Drink two glasses of water and burn 23 kcal extra

You can lose weight by drinking ordinary tap water, according to researchers at the University Medicine Berlin. In the Journal of Clinical Endocrinology & Metabolism they describe how after drinking two glasses of water the body’s level of energy expenditure increases. The effect is probably due to the fact that the body has to invest energy in absorbing water.

That the body burns more energy after drinking water was already known. The same researchers published the results of a study which showed that drinking six glasses of water made men burn more fat, and women more carbohydrates. [J Clin Endocrinol Metab. 2003 Dec;88(12):6015-9.] In that study the researchers got their test subjects to drink half a litre of water. If you extrapolate the figures from their study – and assume there’s nothing wrong with this – then you could lose an extra 2.4 kg body fat in a year by drinking 6 glasses extra water daily.

The question is how is this possible? A small part of the effect is due to the temperature of the water. Water is colder than body temperature; so warming up the water costs the body some energy. Another part of the effect could be to do with the extension of the stomach. A full stomach activates nerve paths, and as a result the concentration in the blood of pep hormones, such as adrenalin and noradrenalin, increases. Because adrenalin causes cells to work harder, the amount of energy expenditure also increases slightly.

In the study referred to here, the researchers gave their test subjects – 8 fat women and 8 fat men – 0.5 litre water on one occasion, on another 50 ml water, and on the third occasion 0.5 litre water containing a little salt. The salt solution was iso-osmotic, meaning that the salt concentration was the same as in the blood.

The body doesn’t just absorb water. When you drink water, it only enters your bloodstream once it contains the same amount of salt as your blood does. So when water enters your stomach, the body first gets salt from somewhere, which it mixes with the water you’ve drunk until the right salt concentration is reached. That’s why isotonic thirst quenchers work better than ordinary sports drinks.

The graph below shows the effect that the 3 different drinks had on the body’s energy expenditure [EE] over a period of 90 minutes.

1

The figure below shows the effect on total energy expenditure for all test subjects.

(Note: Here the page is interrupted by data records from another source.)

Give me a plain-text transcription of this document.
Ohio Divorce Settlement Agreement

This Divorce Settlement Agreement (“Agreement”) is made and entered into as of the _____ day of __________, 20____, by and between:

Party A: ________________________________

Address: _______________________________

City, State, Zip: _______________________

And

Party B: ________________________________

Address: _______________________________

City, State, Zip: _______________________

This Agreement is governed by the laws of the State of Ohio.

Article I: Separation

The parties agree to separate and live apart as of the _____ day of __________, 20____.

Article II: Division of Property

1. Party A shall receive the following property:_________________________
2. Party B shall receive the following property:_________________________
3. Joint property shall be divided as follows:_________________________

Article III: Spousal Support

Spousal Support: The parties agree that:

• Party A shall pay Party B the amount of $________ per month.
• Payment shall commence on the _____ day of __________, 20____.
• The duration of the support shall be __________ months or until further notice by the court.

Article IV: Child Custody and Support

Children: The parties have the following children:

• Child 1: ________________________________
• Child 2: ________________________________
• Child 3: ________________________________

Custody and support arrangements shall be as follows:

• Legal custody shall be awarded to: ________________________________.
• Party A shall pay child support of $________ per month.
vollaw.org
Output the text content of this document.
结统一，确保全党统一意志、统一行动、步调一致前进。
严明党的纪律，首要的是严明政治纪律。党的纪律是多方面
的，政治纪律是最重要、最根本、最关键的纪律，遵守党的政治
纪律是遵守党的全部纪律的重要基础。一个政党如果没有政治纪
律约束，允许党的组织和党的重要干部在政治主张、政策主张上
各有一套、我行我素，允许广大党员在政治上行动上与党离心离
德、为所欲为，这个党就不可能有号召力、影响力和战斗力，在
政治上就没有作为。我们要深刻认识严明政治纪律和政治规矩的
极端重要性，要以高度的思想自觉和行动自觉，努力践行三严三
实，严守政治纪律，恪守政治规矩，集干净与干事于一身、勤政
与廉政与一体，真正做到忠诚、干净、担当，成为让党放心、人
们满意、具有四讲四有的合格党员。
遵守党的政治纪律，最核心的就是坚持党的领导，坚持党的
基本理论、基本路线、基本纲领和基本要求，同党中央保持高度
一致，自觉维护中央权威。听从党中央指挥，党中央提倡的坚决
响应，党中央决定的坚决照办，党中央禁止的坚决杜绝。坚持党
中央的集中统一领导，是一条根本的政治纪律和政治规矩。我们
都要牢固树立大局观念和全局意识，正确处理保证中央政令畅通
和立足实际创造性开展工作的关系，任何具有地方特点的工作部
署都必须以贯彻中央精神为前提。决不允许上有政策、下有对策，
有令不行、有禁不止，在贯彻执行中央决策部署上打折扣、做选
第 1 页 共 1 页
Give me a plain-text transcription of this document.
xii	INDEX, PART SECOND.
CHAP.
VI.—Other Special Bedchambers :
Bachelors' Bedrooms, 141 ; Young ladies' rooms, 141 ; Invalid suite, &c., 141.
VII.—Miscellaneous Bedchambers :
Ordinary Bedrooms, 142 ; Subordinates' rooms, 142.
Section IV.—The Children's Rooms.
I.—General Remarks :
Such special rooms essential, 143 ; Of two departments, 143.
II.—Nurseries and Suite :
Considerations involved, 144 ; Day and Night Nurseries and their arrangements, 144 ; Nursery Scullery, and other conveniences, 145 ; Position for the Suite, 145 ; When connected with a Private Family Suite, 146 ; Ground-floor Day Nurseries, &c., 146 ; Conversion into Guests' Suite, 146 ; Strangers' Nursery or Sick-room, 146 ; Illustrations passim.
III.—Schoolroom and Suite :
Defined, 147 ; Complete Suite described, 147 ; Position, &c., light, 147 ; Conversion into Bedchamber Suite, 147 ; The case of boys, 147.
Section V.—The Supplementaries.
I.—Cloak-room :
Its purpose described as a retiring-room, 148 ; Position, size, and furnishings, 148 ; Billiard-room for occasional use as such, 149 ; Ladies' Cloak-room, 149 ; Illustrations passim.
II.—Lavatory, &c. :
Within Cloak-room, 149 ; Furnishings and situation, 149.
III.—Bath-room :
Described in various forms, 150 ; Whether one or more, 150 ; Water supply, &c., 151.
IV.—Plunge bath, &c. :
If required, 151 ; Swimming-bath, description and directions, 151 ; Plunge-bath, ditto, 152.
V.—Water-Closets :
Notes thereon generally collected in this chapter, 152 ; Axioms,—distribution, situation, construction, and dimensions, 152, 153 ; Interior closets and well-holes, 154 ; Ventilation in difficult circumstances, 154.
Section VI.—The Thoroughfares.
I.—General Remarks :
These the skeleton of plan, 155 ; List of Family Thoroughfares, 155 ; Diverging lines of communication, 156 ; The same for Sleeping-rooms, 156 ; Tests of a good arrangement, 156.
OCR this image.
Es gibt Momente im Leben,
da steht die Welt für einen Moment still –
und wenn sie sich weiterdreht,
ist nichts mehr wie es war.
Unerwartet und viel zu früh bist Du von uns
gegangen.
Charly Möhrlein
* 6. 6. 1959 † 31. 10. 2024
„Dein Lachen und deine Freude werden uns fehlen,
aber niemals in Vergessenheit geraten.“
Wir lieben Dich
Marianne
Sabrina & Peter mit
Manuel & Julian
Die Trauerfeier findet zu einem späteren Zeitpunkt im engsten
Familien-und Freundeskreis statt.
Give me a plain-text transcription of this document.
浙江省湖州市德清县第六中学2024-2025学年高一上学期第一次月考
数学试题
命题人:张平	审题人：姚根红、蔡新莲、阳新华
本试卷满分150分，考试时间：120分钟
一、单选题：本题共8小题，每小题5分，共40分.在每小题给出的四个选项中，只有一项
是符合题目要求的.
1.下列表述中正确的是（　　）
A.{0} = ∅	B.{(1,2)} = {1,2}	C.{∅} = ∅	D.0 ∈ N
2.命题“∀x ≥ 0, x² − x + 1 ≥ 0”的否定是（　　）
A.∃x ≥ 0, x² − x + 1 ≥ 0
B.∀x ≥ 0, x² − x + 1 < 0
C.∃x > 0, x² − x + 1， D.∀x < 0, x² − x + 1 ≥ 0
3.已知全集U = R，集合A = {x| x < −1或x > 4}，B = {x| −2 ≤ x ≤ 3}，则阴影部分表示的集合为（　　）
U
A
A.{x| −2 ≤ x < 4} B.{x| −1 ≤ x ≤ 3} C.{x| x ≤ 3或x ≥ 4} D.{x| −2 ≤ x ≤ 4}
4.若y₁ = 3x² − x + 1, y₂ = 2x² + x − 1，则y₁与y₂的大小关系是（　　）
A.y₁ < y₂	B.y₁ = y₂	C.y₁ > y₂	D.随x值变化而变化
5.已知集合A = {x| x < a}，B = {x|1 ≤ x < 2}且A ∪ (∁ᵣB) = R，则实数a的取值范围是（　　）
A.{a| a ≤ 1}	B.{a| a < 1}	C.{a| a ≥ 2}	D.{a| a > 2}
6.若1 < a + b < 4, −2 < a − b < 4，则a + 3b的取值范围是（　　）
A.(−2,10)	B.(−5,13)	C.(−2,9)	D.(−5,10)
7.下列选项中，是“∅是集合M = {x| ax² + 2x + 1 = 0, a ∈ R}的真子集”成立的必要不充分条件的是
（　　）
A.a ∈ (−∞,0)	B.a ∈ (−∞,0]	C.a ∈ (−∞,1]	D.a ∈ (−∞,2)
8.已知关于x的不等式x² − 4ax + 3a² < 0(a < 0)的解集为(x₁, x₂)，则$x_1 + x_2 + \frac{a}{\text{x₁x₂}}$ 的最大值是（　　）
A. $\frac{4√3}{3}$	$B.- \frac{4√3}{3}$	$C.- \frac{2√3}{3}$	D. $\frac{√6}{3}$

It is clear that the increase in energy expenditure disappears when the test subjects were given a salt solution to drink. That means that the stomach extension is not so important for the energy enhancing effect.

2

Getting salt after drinking half a litre of water is what costs the body energy, the researchers suspect. That is apparently what caused the increase in energy expenditure.

The first author of the study, Michael Boschmann, works for Forum Trinkwasser. Forum Trinkwasser is an organisation of German drinking water companies, whose aim is to improve the image of drinking water. Forum Trinkwasser also financed Boschmann’s study.

If you’re thinking of experimenting with an increase in your water intake, don’t forget that it is possible to overdose, even on something as apparently harmless as water. Water poisoning is not a rare phenomenon. Just ask Wikipedia. It may sound crazy, but people die every year from drinking too much water.